Tom Wilson, assistant vice president, Research Affairs, and senior research administrator, is chronicling his visit to Haiti with a medical team from Rush University Medical Center.
Day Three: We spent our second day at the church-based community clinic at the Eglise Khartienne in Carrefour.
Pastor Lemet Zepher spoke to our team before the clinic opened to patients, giving the background of how the clinic was founded and is maintained through volunteers in his church community. The clinic is open to the entire Carrefour neighborhood, not just the church members, and is held on the first and second floors of the church building.
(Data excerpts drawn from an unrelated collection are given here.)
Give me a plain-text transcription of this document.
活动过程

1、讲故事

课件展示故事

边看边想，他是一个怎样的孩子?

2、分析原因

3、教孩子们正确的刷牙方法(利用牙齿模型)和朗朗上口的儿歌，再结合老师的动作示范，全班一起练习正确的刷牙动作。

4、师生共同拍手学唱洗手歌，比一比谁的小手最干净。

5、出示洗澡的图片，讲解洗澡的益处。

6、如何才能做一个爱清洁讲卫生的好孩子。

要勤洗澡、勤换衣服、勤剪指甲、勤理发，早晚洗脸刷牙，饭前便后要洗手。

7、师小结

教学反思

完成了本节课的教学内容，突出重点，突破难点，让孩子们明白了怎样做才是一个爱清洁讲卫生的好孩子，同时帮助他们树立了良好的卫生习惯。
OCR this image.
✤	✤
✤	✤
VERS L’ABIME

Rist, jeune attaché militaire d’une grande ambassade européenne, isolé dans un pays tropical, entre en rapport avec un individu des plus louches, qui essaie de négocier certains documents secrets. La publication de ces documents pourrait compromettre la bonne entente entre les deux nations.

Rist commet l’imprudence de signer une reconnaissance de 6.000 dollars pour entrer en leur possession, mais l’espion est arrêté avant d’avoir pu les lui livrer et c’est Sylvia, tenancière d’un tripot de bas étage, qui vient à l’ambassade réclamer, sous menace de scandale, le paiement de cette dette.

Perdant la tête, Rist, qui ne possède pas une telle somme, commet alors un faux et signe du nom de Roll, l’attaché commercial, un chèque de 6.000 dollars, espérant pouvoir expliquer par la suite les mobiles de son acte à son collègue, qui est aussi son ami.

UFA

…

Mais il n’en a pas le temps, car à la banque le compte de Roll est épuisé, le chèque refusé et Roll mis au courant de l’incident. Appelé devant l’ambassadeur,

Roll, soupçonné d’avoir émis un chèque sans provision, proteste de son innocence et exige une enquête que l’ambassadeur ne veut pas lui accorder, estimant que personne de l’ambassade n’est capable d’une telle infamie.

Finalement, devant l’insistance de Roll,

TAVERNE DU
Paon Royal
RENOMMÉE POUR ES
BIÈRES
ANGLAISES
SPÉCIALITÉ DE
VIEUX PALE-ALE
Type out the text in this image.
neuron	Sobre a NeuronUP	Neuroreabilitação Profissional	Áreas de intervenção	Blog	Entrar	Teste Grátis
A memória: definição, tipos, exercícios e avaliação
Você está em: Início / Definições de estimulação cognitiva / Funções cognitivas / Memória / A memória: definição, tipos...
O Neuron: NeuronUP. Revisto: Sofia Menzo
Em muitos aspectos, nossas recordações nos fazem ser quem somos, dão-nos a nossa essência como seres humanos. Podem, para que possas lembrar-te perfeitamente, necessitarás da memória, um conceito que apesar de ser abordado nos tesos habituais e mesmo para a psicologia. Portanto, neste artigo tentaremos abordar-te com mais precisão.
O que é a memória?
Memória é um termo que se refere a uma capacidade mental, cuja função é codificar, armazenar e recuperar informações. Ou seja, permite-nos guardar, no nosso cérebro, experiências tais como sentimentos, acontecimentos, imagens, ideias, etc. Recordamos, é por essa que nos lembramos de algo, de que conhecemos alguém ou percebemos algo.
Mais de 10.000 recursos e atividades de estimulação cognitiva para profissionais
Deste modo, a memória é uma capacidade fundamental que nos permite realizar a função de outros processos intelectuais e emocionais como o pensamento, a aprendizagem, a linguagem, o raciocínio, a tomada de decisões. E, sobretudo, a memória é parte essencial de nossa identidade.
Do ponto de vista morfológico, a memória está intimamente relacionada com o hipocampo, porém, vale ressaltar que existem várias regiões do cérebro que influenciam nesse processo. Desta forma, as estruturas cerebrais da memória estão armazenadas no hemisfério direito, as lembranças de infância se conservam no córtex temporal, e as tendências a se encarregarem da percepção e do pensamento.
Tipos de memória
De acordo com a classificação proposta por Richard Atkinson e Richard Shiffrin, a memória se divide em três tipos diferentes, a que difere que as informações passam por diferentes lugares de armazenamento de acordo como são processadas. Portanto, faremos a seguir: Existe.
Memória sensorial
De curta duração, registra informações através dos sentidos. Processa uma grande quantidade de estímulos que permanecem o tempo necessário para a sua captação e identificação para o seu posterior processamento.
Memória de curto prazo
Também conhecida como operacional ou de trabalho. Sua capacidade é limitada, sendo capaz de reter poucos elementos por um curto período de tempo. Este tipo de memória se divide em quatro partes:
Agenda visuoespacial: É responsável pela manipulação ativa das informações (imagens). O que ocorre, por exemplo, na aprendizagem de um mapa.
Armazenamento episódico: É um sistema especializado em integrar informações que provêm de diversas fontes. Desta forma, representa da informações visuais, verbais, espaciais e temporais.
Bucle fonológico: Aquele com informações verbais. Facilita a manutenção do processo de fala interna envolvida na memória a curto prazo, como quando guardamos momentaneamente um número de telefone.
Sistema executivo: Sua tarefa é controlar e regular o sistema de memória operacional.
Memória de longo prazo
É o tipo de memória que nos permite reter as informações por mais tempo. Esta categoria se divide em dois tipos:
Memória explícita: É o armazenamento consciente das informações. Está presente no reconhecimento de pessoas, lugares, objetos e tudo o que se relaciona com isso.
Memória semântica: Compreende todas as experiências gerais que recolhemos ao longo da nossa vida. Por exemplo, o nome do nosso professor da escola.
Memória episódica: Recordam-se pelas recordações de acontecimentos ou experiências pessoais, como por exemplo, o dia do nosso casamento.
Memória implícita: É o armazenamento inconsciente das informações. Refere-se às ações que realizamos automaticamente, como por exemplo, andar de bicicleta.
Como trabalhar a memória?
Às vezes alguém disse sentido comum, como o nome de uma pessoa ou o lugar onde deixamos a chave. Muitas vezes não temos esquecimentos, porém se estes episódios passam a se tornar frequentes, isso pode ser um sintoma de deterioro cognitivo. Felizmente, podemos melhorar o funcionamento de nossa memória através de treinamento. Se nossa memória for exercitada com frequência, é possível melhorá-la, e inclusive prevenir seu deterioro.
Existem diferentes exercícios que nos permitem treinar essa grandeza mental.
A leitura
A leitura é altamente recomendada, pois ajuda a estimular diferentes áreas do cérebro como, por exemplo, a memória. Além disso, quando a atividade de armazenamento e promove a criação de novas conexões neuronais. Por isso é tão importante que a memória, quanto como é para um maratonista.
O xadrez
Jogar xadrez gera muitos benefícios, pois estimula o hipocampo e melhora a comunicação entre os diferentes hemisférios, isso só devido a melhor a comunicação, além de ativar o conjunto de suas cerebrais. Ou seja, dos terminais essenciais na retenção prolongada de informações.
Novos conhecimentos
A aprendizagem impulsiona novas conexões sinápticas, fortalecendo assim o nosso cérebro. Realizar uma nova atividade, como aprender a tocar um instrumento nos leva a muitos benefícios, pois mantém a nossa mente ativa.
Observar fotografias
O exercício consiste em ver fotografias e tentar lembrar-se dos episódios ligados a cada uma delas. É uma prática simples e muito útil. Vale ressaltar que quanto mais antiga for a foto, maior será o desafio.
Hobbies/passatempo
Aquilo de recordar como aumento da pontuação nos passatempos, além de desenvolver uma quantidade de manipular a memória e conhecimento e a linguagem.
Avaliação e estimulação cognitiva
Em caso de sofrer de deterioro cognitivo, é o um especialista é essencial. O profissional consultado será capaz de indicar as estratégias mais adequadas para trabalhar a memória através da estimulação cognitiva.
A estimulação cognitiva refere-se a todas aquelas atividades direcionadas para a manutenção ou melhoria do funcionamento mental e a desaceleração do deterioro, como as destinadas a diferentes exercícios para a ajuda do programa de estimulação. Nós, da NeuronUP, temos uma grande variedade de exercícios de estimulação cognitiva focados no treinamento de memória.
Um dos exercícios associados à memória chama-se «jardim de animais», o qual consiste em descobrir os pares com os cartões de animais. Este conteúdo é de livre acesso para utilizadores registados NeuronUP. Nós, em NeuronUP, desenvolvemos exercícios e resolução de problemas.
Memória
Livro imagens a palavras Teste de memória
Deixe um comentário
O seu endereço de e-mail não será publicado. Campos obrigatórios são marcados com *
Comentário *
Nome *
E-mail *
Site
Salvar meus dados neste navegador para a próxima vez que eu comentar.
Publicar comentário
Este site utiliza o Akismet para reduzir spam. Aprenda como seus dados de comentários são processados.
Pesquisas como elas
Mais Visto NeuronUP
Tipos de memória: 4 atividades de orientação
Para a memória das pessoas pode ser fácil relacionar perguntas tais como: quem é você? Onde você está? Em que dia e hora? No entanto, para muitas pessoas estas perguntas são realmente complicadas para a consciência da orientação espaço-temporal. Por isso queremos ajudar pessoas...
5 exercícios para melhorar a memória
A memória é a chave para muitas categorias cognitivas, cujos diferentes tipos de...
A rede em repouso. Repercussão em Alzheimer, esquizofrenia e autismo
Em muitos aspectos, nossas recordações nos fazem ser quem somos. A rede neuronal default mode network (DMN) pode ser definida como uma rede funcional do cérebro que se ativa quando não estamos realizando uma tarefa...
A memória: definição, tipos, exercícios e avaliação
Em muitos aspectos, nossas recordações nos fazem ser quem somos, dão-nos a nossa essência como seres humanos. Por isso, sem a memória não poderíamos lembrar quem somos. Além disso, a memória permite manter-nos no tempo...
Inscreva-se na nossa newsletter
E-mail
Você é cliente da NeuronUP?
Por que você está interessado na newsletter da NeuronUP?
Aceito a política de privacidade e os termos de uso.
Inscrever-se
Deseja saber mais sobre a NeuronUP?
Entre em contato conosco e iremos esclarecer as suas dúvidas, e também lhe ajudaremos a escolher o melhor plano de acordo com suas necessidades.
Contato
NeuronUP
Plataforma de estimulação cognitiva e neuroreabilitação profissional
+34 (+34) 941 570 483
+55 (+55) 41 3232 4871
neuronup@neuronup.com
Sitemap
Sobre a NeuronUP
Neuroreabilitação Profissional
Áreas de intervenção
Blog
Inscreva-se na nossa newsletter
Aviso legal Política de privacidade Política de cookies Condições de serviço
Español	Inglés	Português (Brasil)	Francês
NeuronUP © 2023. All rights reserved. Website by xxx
The pastor explained expansion plans, which include the construction of separate education and clinic buildings.
I spent most of the day in the pharmacy cleaning and organizing the pharmaceuticals as well as hunting down specific drugs for the physicians and nurses on our team. We treated 140 patients in our clinic with primary care and physical rehabilitation issues.
I was particularly struck by an elderly woman who was receiving rehabilitation treatment of a leg injury. The woman was learning to walk on one of our donated crutches and struggled to walk only a few feet. Her struggle reminded me of the time I spent with my mother at her rehabilitation hospital in New Jersey when she was recovering from orthopedic surgery on the fractured of her femur. I could see my mother’s pain in the face of this woman in Carrefour and was very moved to see the patience and care provided by our physical therapist, Katie Koren.
I went for a long walk in the Carrefour neighborhood and was quickly surrounded by neighborhood children, who I nicknamed the Carrefour Gang.
Day Four: This was our last day at the Carrefour Clinic, and I spent the day dispensing medications based on the orders from the medical team members. Dave Unger worked to complete the organization of the pharmacy with help from Babs Waldman, Monal Joshi and our team leader Stephanie Wang. We had 120 patients visiting the clinic and were busy with a short break for peanut butter sandwiches and a real treat of Ruffles potato chips.
Once all the patients were seen in the clinical the Carrefour Gang arrived. Luckily, we brought gifts for the neighborhood children and distributed candy, toothbrushes, bottles of bubbles, candy treats and Gatorade.
Meals at the hostel have been very good, with full breakfast of eggs, ham, juice and coffee. The dinner buffet usually includes vegetables, chicken and rice and beans. This evening we had anniversary cake in honor of Sandra and Dave Unger’s anniversary.